Tal vez debamos replantearnos también que ya no vale decir que ir a la guerra es caro, que ya no vale renegar de las coberturas empotradas –que te restan amplitud de miras pero te ofrecen cierta seguridad-, que ya no es “tan rentable” ir de farol y jugar esta partida sin llevar cartas; que ya no es rentable confiar en que alguien nos dejará un casco o un chaleco antibalas, o que si nos hieren, alguien se hará cargo de nosotros, de nuestra repatriación, de nuestro rescate…

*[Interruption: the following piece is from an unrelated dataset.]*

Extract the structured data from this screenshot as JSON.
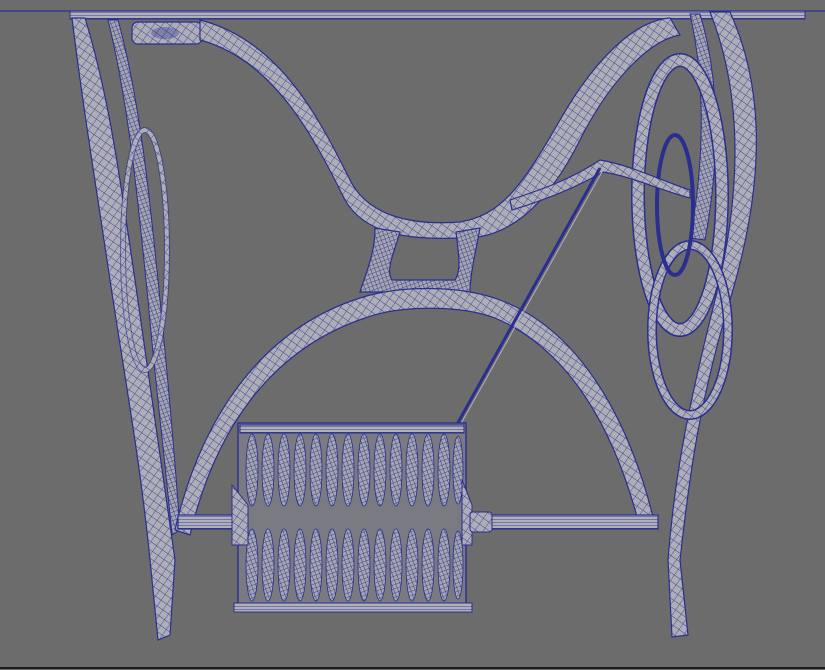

Y sí, tal vez debamos reivindicar que somos fotógrafos que cubrimos fundamentalmente conflictos o guerras y que por ello somos fotógrafos de guerra, porque eso no es malo, ni menos digno que ser fotógrafo de moda. Sencillamente hay que ser humilde y sincero y reconocer que un día pensamos que allí las posibilidades de éxito eran enormes, pero que hoy esas posibilidades son tan grandes como las de ser secuestrado o morir y que hacemos esto porque creemos en ello y porque alguien tiene que hacerlo…Porque si nadie contase lo que ocurre en los lugares más atroces, simplemente dejaría de trascender y seguiría ocurriendo en silencio, con impunidad, sin notarios ni documentos que un día pudieran usarse para solucionar el caos o sencillamente para buscar a los responsables.

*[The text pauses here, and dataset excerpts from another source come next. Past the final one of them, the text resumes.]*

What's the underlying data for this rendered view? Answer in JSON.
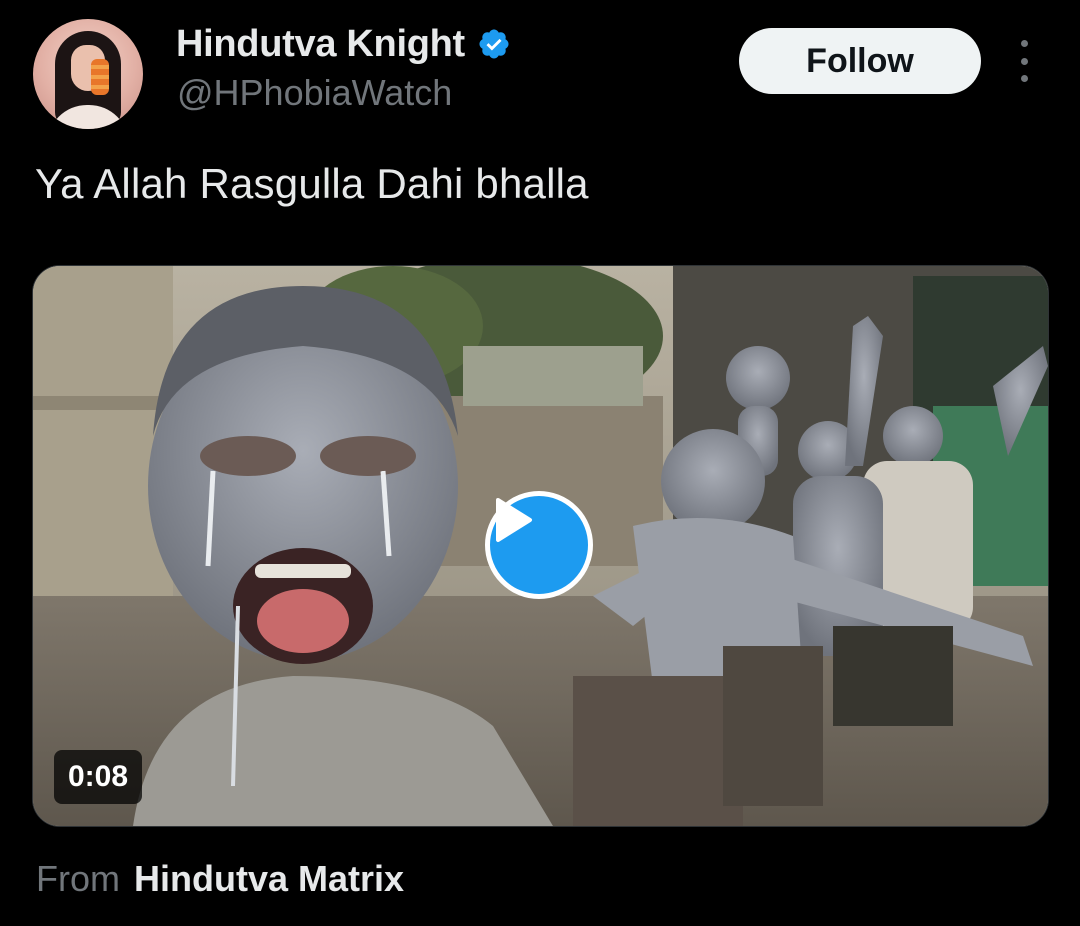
{
  "author": {
    "display_name": "Hindutva Knight",
    "handle": "@HPhobiaWatch",
    "verified": true
  },
  "actions": {
    "follow_label": "Follow",
    "more_icon": "more-vertical-icon"
  },
  "tweet": {
    "text": "Ya Allah Rasgulla Dahi bhalla"
  },
  "media": {
    "type": "video",
    "duration": "0:08",
    "play_icon": "play-icon"
  },
  "source": {
    "prefix": "From",
    "name": "Hindutva Matrix"
  },
  "colors": {
    "background": "#000000",
    "primary_text": "#e7e9ea",
    "secondary_text": "#71767b",
    "accent": "#1d9bf0",
    "follow_bg": "#eff3f4"
  }
}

Hoy necesitamos más que nunca a los fotógrafos de guerra. Necesitamos que estén allí, que nos cuenten lo que pasa. Que nos lleven a la nausea con sus imágenes impactantes y duras. Necesitamos seguir entendiendo que la guerra no es hermosa, que la guerra no es ese espacio bello de líneas de luz divergentes, de haces de ruinas convergentes. Necesitamos seguir golpeando el cerebro de las personas buenas para impedirlas que olviden que la guerra es sucia, cruel, inhumana. Necesitamos seguir molestando a los poderosos, a los magnates de la guerra, a los sicarios de la voluntad. Necesitamos retratarles para que el mundo no olvide jamás que son unos asesinos.

Pero también puede que sea el momento de dejar que otros jueguen su papel en su propia tierra y empiecen a hacernos ver “su guerra”, sin que sea el sempiterno Occidente blanco, demócrata, civilizado, el que descubra “la verdad”-su/nuestra verdad- a través de fotografías o crónicas. Quizás sea tiempo de abandonar el “occidentalocentrismo” que nos ha obligado a creer que sólo es cierto lo que publican determinados medios “de prestigio”, generalmente los mismos por los que haríamos cualquier cosa para estar en su plantilla, o por ser presentados por ellos a un Pulitzer o un World Press Photo. Hay espacio para todos. Pero aún debería haber espacio para más.